Yesterday was a bad/good day. It was a first. I got to spend the whole day with Brexli Isabell. I have never spent the day with just me and her. She was sick so she had to stay home from daycare. I don't like my babies being sick, but I was excited I got to spend it with her. This is the time that I am trying to stop and "smell the roses" per say. I am trying to stop and enjoy my time and life with my family. Saying that I got to see what this miss diva was all about.

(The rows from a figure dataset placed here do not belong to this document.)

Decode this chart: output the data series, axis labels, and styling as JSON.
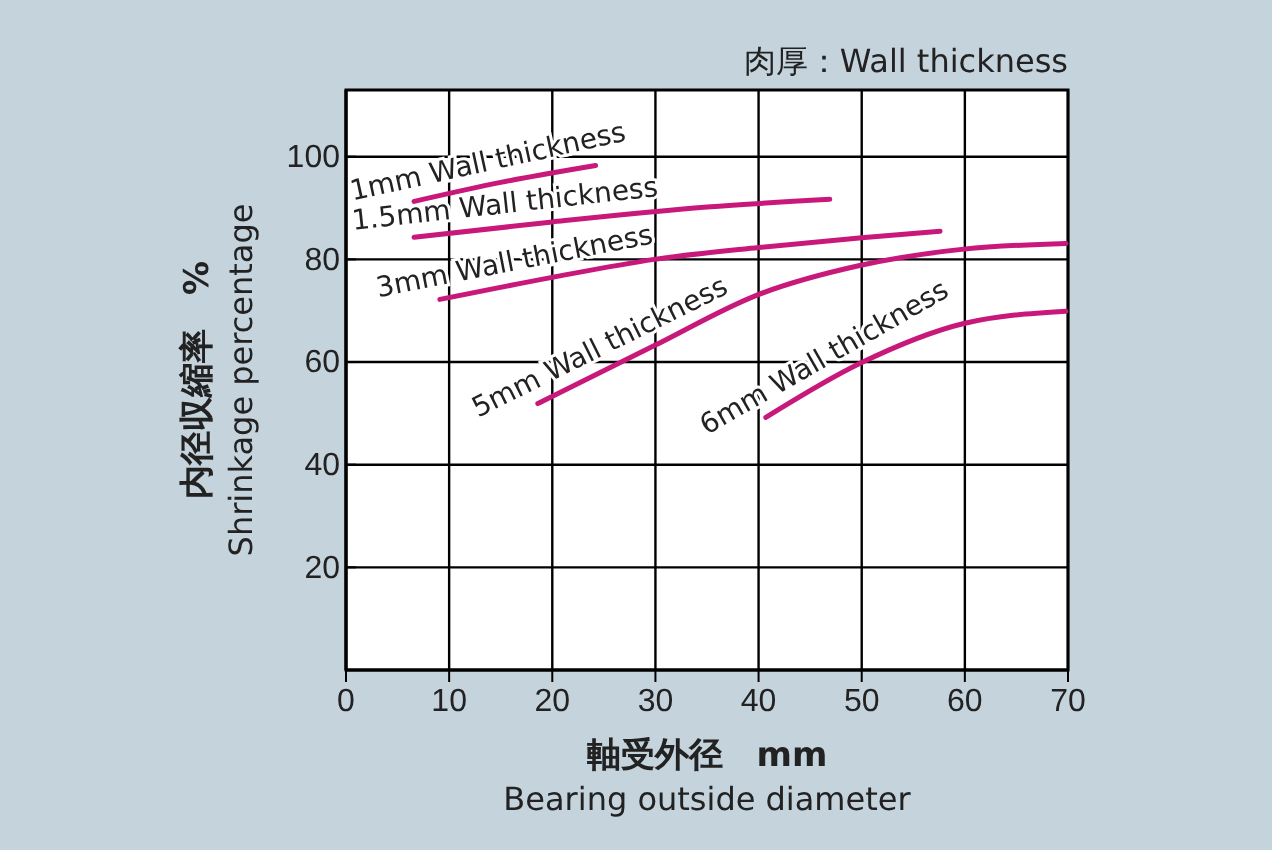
{
  "chart_data": {
    "type": "line",
    "title": "肉厚：Wall thickness",
    "xlabel": "軸受外径　mm\nBearing outside diameter",
    "ylabel": "内径収縮率　%\nShrinkage percentage",
    "xlim": [
      0,
      70
    ],
    "ylim": [
      0,
      113
    ],
    "xticks": [
      0,
      10,
      20,
      30,
      40,
      50,
      60,
      70
    ],
    "yticks": [
      20,
      40,
      60,
      80,
      100
    ],
    "grid": true,
    "line_style": "solid",
    "series": [
      {
        "name": "1mm Wall thickness",
        "color": "#c8197a",
        "x": [
          6.6,
          15,
          24.2
        ],
        "values": [
          91.3,
          95,
          98.3
        ]
      },
      {
        "name": "1.5mm Wall thickness",
        "color": "#c8197a",
        "x": [
          6.6,
          20,
          35,
          46.9
        ],
        "values": [
          84.3,
          87.3,
          90.2,
          91.7
        ]
      },
      {
        "name": "3mm Wall thickness",
        "color": "#c8197a",
        "x": [
          9.1,
          20,
          29.9,
          40,
          50,
          57.6
        ],
        "values": [
          72.2,
          76.5,
          80,
          82.3,
          84.2,
          85.5
        ]
      },
      {
        "name": "5mm Wall thickness",
        "color": "#c8197a",
        "x": [
          18.6,
          29.9,
          39.8,
          49.8,
          59.9,
          69.8
        ],
        "values": [
          51.9,
          63.2,
          73,
          78.8,
          82,
          83.1
        ]
      },
      {
        "name": "6mm Wall thickness",
        "color": "#c8197a",
        "x": [
          40.7,
          49.8,
          59.9,
          69.8
        ],
        "values": [
          49.2,
          59.7,
          67.5,
          69.9
        ]
      }
    ]
  }
}
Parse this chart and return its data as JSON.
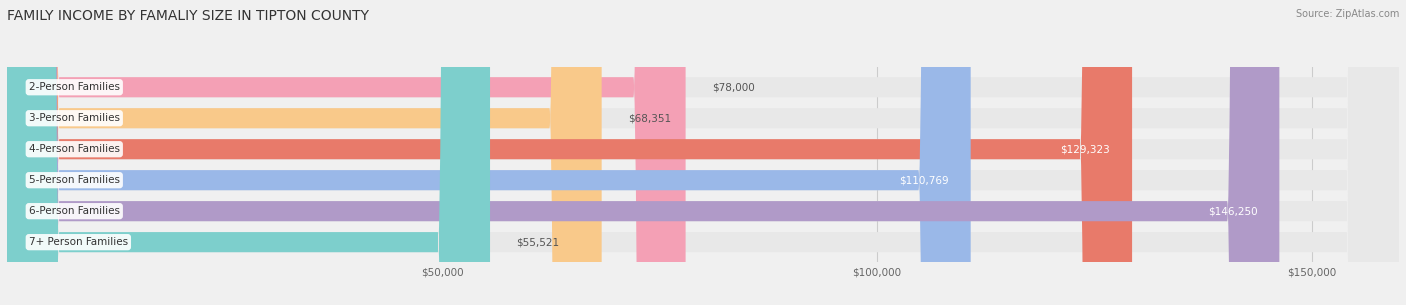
{
  "title": "FAMILY INCOME BY FAMALIY SIZE IN TIPTON COUNTY",
  "source": "Source: ZipAtlas.com",
  "categories": [
    "2-Person Families",
    "3-Person Families",
    "4-Person Families",
    "5-Person Families",
    "6-Person Families",
    "7+ Person Families"
  ],
  "values": [
    78000,
    68351,
    129323,
    110769,
    146250,
    55521
  ],
  "bar_colors": [
    "#f4a0b5",
    "#f9c98a",
    "#e87a6a",
    "#9ab8e8",
    "#b09ac8",
    "#7dcfcc"
  ],
  "bg_color": "#f0f0f0",
  "bar_bg_color": "#e8e8e8",
  "xlim": [
    0,
    160000
  ],
  "xticks": [
    0,
    50000,
    100000,
    150000
  ],
  "xtick_labels": [
    "",
    "$50,000",
    "$100,000",
    "$150,000"
  ],
  "title_fontsize": 10,
  "label_fontsize": 7.5,
  "value_fontsize": 7.5,
  "bar_height": 0.65,
  "figsize": [
    14.06,
    3.05
  ],
  "dpi": 100
}
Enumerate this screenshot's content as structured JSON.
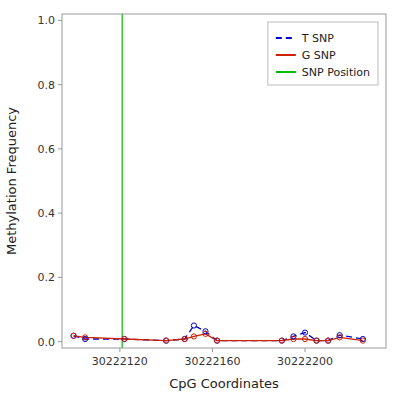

I realized yesterday how different she is from Lily. I know she is from two completely different people, but it's so easy to see similarities because they are so close to age. Brexli is not as independent as Lily. She has to have someone to play with or get attention from. Not saying this in a bad way. She is able to interact with others easier than my child. It will help her later in life to adapt. She has a bigger heart than Lily. Lily has to warm up to you and even then she has to feel some kind of connection. Brexli loves everyone. She thinks everyone is her friend no matter what. I am like that. Always have been. She is so smart. She excels in school and I can NOT wait until she gets in big school. I think she will do so great being challenged. She takes things in. She absorbs what you say and do. She can repeat any song or anything you say, even if it isn't the sameday. (Ross and I found this out the hard way).
This little girl is amazing. I love that she is part of my life. She has been through so much in her four years. I hope it will not affect her in later years, but all I can do is give her love and support. I am raising her the sameway I am raising my child. I want her to know that she is part of my heart just like her sister.